Dénutrition: tous concernés!
Du 12 au 19 novembre, c'est la première semaine nationale de la dénutrition. Une occasion pour faire le point chaque jour sur cette maladie parfois silencieuse, qui concerne 2 millions de personnes en France.
Juste une mise au point:
Vrai ou Faux? la dénutrition touche toutes les tranches d’âge
VRAI : environ 200 millions d’enfants dans le monde souffrent de dénutrition, par insuffisance d’apports. La dénutrition touche également les patients de tous âges atteints de maladies affectant directement ou indirectement le goût, l’olfaction, ou simplement l’envie de manger. Les personnes âgées sont particulièrement vulnérables à la dénutrition, et 25% des personnes de plus de 70 ans vivant seules sont dénutries.
Question à Clémentine Hugol-Gential
LD : Tu as coordonné le projet Alimentation et Lutte contre les Inégalités en Milieu de Santé (ALIMS) : peux-tu nous dire quels liens peuvent s'établir entre dénutrition et alimentation en milieu de santé, notamment dans le cas des cancers ?

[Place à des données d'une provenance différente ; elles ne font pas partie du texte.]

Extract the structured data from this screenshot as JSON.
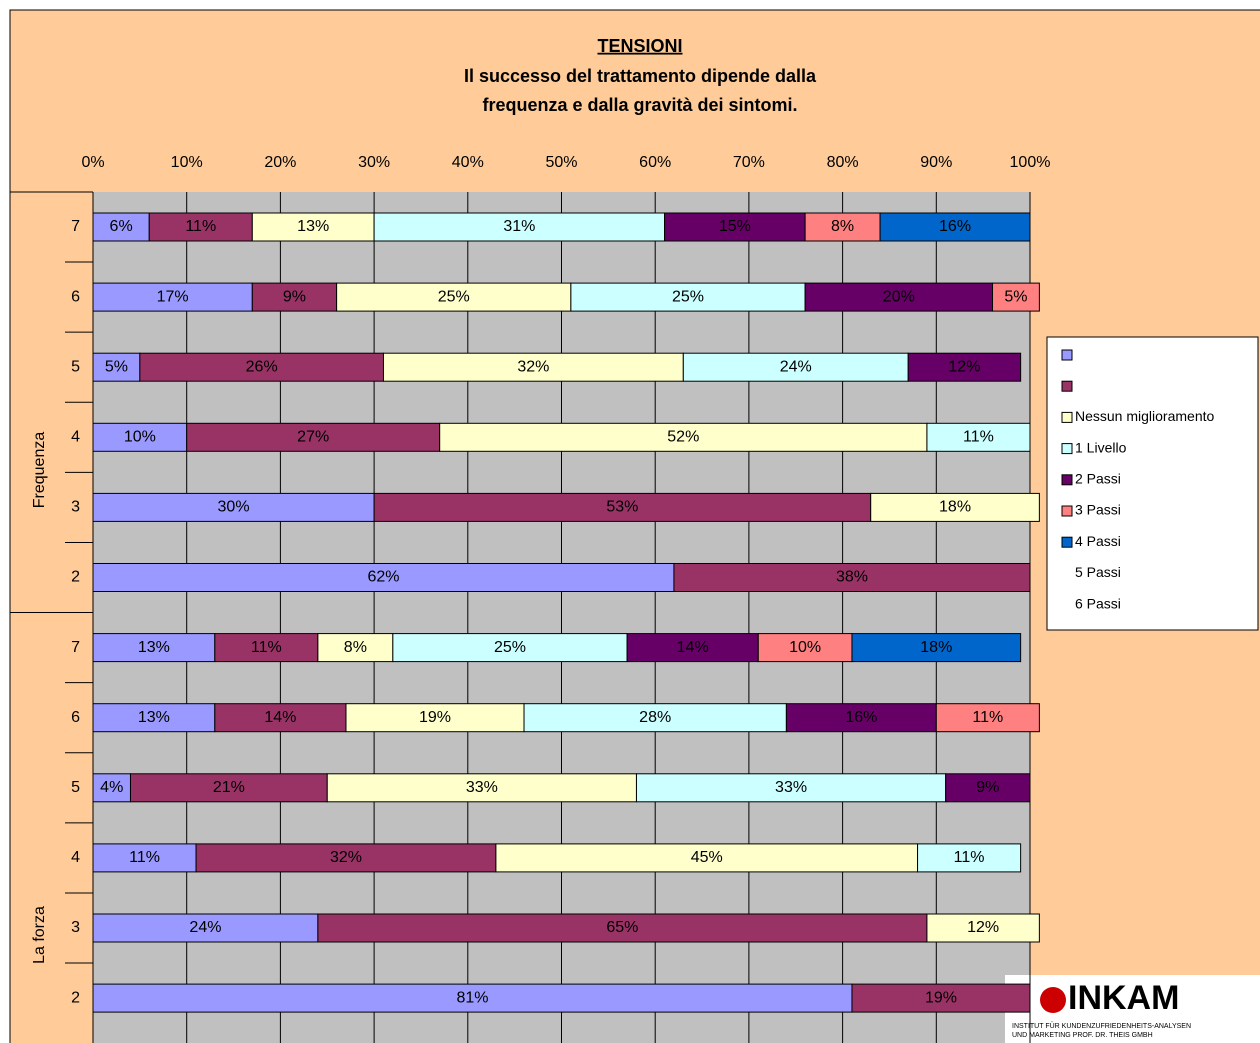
{
  "chart_data": {
    "type": "stacked-barh",
    "title": "TENSIONI",
    "subtitle": [
      "Il successo del trattamento dipende dalla",
      "frequenza e dalla gravità dei sintomi."
    ],
    "group_labels": [
      "Frequenza",
      "La forza"
    ],
    "categories": [
      "7",
      "6",
      "5",
      "4",
      "3",
      "2",
      "7",
      "6",
      "5",
      "4",
      "3",
      "2"
    ],
    "xlim": [
      0,
      100
    ],
    "xticks": [
      {
        "value": 0,
        "label": "0%"
      },
      {
        "value": 10,
        "label": "10%"
      },
      {
        "value": 20,
        "label": "20%"
      },
      {
        "value": 30,
        "label": "30%"
      },
      {
        "value": 40,
        "label": "40%"
      },
      {
        "value": 50,
        "label": "50%"
      },
      {
        "value": 60,
        "label": "60%"
      },
      {
        "value": 70,
        "label": "70%"
      },
      {
        "value": 80,
        "label": "80%"
      },
      {
        "value": 90,
        "label": "90%"
      },
      {
        "value": 100,
        "label": "100%"
      }
    ],
    "grid": true,
    "series": [
      {
        "name": null,
        "color": "#9999ff",
        "values": [
          6,
          17,
          5,
          10,
          30,
          62,
          13,
          13,
          4,
          11,
          24,
          81
        ],
        "value_labels": [
          "6%",
          "17%",
          "5%",
          "10%",
          "30%",
          "62%",
          "13%",
          "13%",
          "4%",
          "11%",
          "24%",
          "81%"
        ]
      },
      {
        "name": null,
        "color": "#993366",
        "values": [
          11,
          9,
          26,
          27,
          53,
          38,
          11,
          14,
          21,
          32,
          65,
          19
        ],
        "value_labels": [
          "11%",
          "9%",
          "26%",
          "27%",
          "53%",
          "38%",
          "11%",
          "14%",
          "21%",
          "32%",
          "65%",
          "19%"
        ]
      },
      {
        "name": "Nessun miglioramento",
        "color": "#ffffcc",
        "values": [
          13,
          25,
          32,
          52,
          18,
          null,
          8,
          19,
          33,
          45,
          12,
          null
        ],
        "value_labels": [
          "13%",
          "25%",
          "32%",
          "52%",
          "18%",
          null,
          "8%",
          "19%",
          "33%",
          "45%",
          "12%",
          null
        ]
      },
      {
        "name": "1 Livello",
        "color": "#ccffff",
        "values": [
          31,
          25,
          24,
          11,
          null,
          null,
          25,
          28,
          33,
          11,
          null,
          null
        ],
        "value_labels": [
          "31%",
          "25%",
          "24%",
          "11%",
          null,
          null,
          "25%",
          "28%",
          "33%",
          "11%",
          null,
          null
        ]
      },
      {
        "name": "2 Passi",
        "color": "#660066",
        "values": [
          15,
          20,
          12,
          null,
          null,
          null,
          14,
          16,
          9,
          null,
          null,
          null
        ],
        "value_labels": [
          "15%",
          "20%",
          "12%",
          null,
          null,
          null,
          "14%",
          "16%",
          "9%",
          null,
          null,
          null
        ]
      },
      {
        "name": "3 Passi",
        "color": "#ff8080",
        "values": [
          8,
          5,
          null,
          null,
          null,
          null,
          10,
          11,
          null,
          null,
          null,
          null
        ],
        "value_labels": [
          "8%",
          "5%",
          null,
          null,
          null,
          null,
          "10%",
          "11%",
          null,
          null,
          null,
          null
        ]
      },
      {
        "name": "4 Passi",
        "color": "#0066cc",
        "values": [
          16,
          null,
          null,
          null,
          null,
          null,
          18,
          null,
          null,
          null,
          null,
          null
        ],
        "value_labels": [
          "16%",
          null,
          null,
          null,
          null,
          null,
          "18%",
          null,
          null,
          null,
          null,
          null
        ]
      },
      {
        "name": "5 Passi",
        "color": null,
        "values": [
          null,
          null,
          null,
          null,
          null,
          null,
          null,
          null,
          null,
          null,
          null,
          null
        ]
      },
      {
        "name": "6 Passi",
        "color": null,
        "values": [
          null,
          null,
          null,
          null,
          null,
          null,
          null,
          null,
          null,
          null,
          null,
          null
        ]
      }
    ]
  },
  "logo": {
    "name": "INKAM",
    "line1": "INSTITUT FÜR KUNDENZUFRIEDENHEITS-ANALYSEN",
    "line2": "UND MARKETING PROF. DR. THEIS GMBH"
  }
}
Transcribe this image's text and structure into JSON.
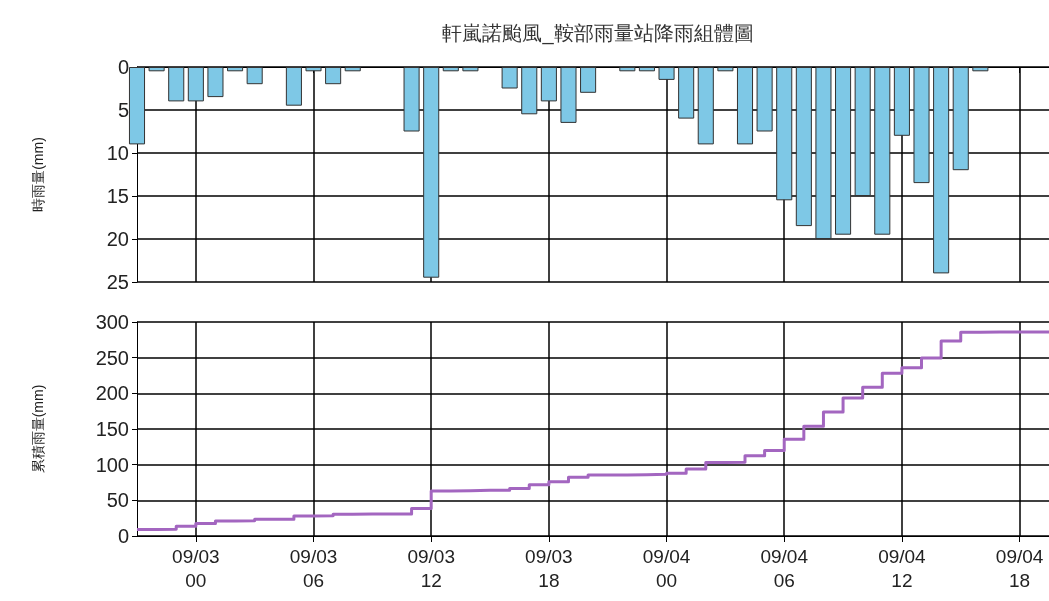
{
  "chart_data": [
    {
      "type": "bar",
      "title": "軒嵐諾颱風_鞍部雨量站降雨組體圖",
      "ylabel": "時雨量(mm)",
      "x": [
        "--09-02T21:00",
        "--09-02T22:00",
        "--09-02T23:00",
        "--09-03T00:00",
        "--09-03T01:00",
        "--09-03T02:00",
        "--09-03T03:00",
        "--09-03T05:00",
        "--09-03T06:00",
        "--09-03T07:00",
        "--09-03T08:00",
        "--09-03T11:00",
        "--09-03T12:00",
        "--09-03T13:00",
        "--09-03T14:00",
        "--09-03T16:00",
        "--09-03T17:00",
        "--09-03T18:00",
        "--09-03T19:00",
        "--09-03T20:00",
        "--09-03T22:00",
        "--09-03T23:00",
        "--09-04T00:00",
        "--09-04T01:00",
        "--09-04T02:00",
        "--09-04T03:00",
        "--09-04T04:00",
        "--09-04T05:00",
        "--09-04T06:00",
        "--09-04T07:00",
        "--09-04T08:00",
        "--09-04T09:00",
        "--09-04T10:00",
        "--09-04T11:00",
        "--09-04T12:00",
        "--09-04T13:00",
        "--09-04T14:00",
        "--09-04T15:00",
        "--09-04T16:00"
      ],
      "values": [
        9,
        0.5,
        4,
        4,
        3.5,
        0.5,
        2,
        4.5,
        0.5,
        2,
        0.5,
        7.5,
        24.5,
        0.5,
        0.5,
        2.5,
        5.5,
        4,
        6.5,
        3,
        0.5,
        0.5,
        1.5,
        6,
        9,
        0.5,
        9,
        7.5,
        15.5,
        18.5,
        20,
        19.5,
        15,
        19.5,
        8,
        13.5,
        24,
        12,
        0.5
      ],
      "color": "#7ec8e6",
      "xlim": [
        "--09-02T21:00",
        "--09-04T19:30"
      ],
      "xticks": [
        {
          "value": "--09-03T00:00",
          "label": "09/03\n00"
        },
        {
          "value": "--09-03T06:00",
          "label": "09/03\n06"
        },
        {
          "value": "--09-03T12:00",
          "label": "09/03\n12"
        },
        {
          "value": "--09-03T18:00",
          "label": "09/03\n18"
        },
        {
          "value": "--09-04T00:00",
          "label": "09/04\n00"
        },
        {
          "value": "--09-04T06:00",
          "label": "09/04\n06"
        },
        {
          "value": "--09-04T12:00",
          "label": "09/04\n12"
        },
        {
          "value": "--09-04T18:00",
          "label": "09/04\n18"
        }
      ],
      "ylim": [
        25,
        0
      ],
      "yticks": [
        0,
        5,
        10,
        15,
        20,
        25
      ],
      "grid": true,
      "tick_labels": "y"
    },
    {
      "type": "step",
      "ylabel": "累積雨量(mm)",
      "x": [
        "--09-02T21:00",
        "--09-02T22:00",
        "--09-02T23:00",
        "--09-03T00:00",
        "--09-03T01:00",
        "--09-03T02:00",
        "--09-03T03:00",
        "--09-03T04:00",
        "--09-03T05:00",
        "--09-03T06:00",
        "--09-03T07:00",
        "--09-03T08:00",
        "--09-03T09:00",
        "--09-03T10:00",
        "--09-03T11:00",
        "--09-03T12:00",
        "--09-03T13:00",
        "--09-03T14:00",
        "--09-03T15:00",
        "--09-03T16:00",
        "--09-03T17:00",
        "--09-03T18:00",
        "--09-03T19:00",
        "--09-03T20:00",
        "--09-03T21:00",
        "--09-03T22:00",
        "--09-03T23:00",
        "--09-04T00:00",
        "--09-04T01:00",
        "--09-04T02:00",
        "--09-04T03:00",
        "--09-04T04:00",
        "--09-04T05:00",
        "--09-04T06:00",
        "--09-04T07:00",
        "--09-04T08:00",
        "--09-04T09:00",
        "--09-04T10:00",
        "--09-04T11:00",
        "--09-04T12:00",
        "--09-04T13:00",
        "--09-04T14:00",
        "--09-04T15:00",
        "--09-04T16:00",
        "--09-04T17:00",
        "--09-04T18:00",
        "--09-04T19:00",
        "--09-04T19:30"
      ],
      "values": [
        9,
        9.5,
        13.5,
        17.5,
        21,
        21.5,
        23.5,
        23.5,
        28,
        28.5,
        30.5,
        31,
        31,
        31,
        38.5,
        63,
        63.5,
        64,
        64,
        66.5,
        72,
        76,
        82.5,
        85.5,
        85.5,
        86,
        86.5,
        88,
        94,
        103,
        103.5,
        112.5,
        120,
        135.5,
        154,
        174,
        193.5,
        208.5,
        228,
        236,
        249.5,
        273.5,
        285.5,
        286,
        286,
        286,
        286,
        286
      ],
      "color": "#a366c0",
      "xlim": [
        "--09-02T21:00",
        "--09-04T19:30"
      ],
      "xticks": [
        {
          "value": "--09-03T00:00",
          "label": "09/03\n00"
        },
        {
          "value": "--09-03T06:00",
          "label": "09/03\n06"
        },
        {
          "value": "--09-03T12:00",
          "label": "09/03\n12"
        },
        {
          "value": "--09-03T18:00",
          "label": "09/03\n18"
        },
        {
          "value": "--09-04T00:00",
          "label": "09/04\n00"
        },
        {
          "value": "--09-04T06:00",
          "label": "09/04\n06"
        },
        {
          "value": "--09-04T12:00",
          "label": "09/04\n12"
        },
        {
          "value": "--09-04T18:00",
          "label": "09/04\n18"
        }
      ],
      "ylim": [
        0,
        300
      ],
      "yticks": [
        0,
        50,
        100,
        150,
        200,
        250,
        300
      ],
      "grid": true,
      "marker": "none",
      "line_style": "solid"
    }
  ]
}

C H-G : Depuis le milieu des années 90 est apparue une prise en compte de la question du repas à l’hôpital (Ricour, 1999). A la suite du rapport Guy Grand (1997) soulignant notamment une médicalisation insuffisante des problèmes nutritionnels, plusieurs actions ont été mises en œuvre dont la création des CLAN (Comité de Liaison en Alimentation et Nutrition). Ces comités sont aujourd’hui à l’origine d’enquêtes et du développement d’outils visant à améliorer la qualité de l’alimentation et de la nutrition dans les établissements de santé (Poisson-Salomon & al, 2008 – Desport & al, 2010). La lutte contre la dénutrition induit parfois le traitement du repas comme une simple ingestion de nutriments. La médicalisation du repas efface alors les dimensions sociales (Hartwell & al, 2013), sensibles et symboliques (Boutaud, 2005) de la prise alimentaire alors même qu’elles sont essentielles. En outre cette médicalisation de la prise du repas n’est pas efficace puisque l’on note aujourd’hui que 20 à 40 % arrivent déjà dénutris à l’hôpital et que leur état nutritionnel tend à se dégrader pendant leur séjour hospitalier.
Le cas du cancer est très spécifique du fait de la forte production médiatique qui l’entoure. Patrice Cohen et Emilie Legrand notent que « l’alimentation est devenue à la fois un grand espoir pour la prévention des cancers – voire pour leur traitement – et à la fois une grande source d’inquiétude sur ses risques cancérigènes » (2011). Pourtant si aujourd’hui de nombreux messages préventifs sont diffusés sur l’alimentation dans le cadre du PNNS, il y a a contrario une place institutionnelle très faible de la prise en charge alimentaire lors de la maladie (Cohen & Legrand, 2011) bien qu’au sein des trois Plans Cancer instaurés successivement en France il est indiqué que les patients devraient pouvoir bénéficier d’une consultation diététique (Fontas, 2017). En outre, pendant la maladie et son traitement, les patients revoient souvent leur répertoire alimentaire du fait des goûts et dégoûts, des modifications sensorielles mais aussi des idées reçues qui circulent autour de l’alimentation-cancer. La non prise en charge diététique du patient peut avoir des effets délétères sur son état nutritionnel.
Ainsi, lors d’un séjour hospitalier, le repas participe au soin et il constitue en propre, un soin. Pas uniquement, en termes de nutrition mais de restauration morale, affective, psychologique. Le repas, tel que nous l’entendons, ne se réduit pas seulement au contenu de l’assiette. Nous prenons bien évidemment en compte les dimensions nutritionnelles et organoleptiques mais également l’environnement, le cadre physique, les socialités, les relations et les rituels qui ont un impact sur la réception du repas. Le repas à l’hôpital, selon les pathologies traitées et les unités de soins, est alors à la jonction du soin (préventif, curatif) et du prendre soin. Le repas est donc central dans l’institution hospitalière et joue un rôle fondamental dans la prise en charge des patients. Le repas a alors une fonction révélatrice puisque c’est une marque de l’intention envers l’autre et de l’attention que l’on porte à l’autre. C'est là toute l'essence du projet ALIMS, considérer l'alimentation dans son entièreté et dans toute ses dimensions.
Clémentine Hugol-Gential est maîtresse de conférences en SIC, HDR, directrice adjointe du CIMEOS Lab (EA4177) à l'Université de Bourgogne, et membre du Collectif de Lutte contre la Dénutrition.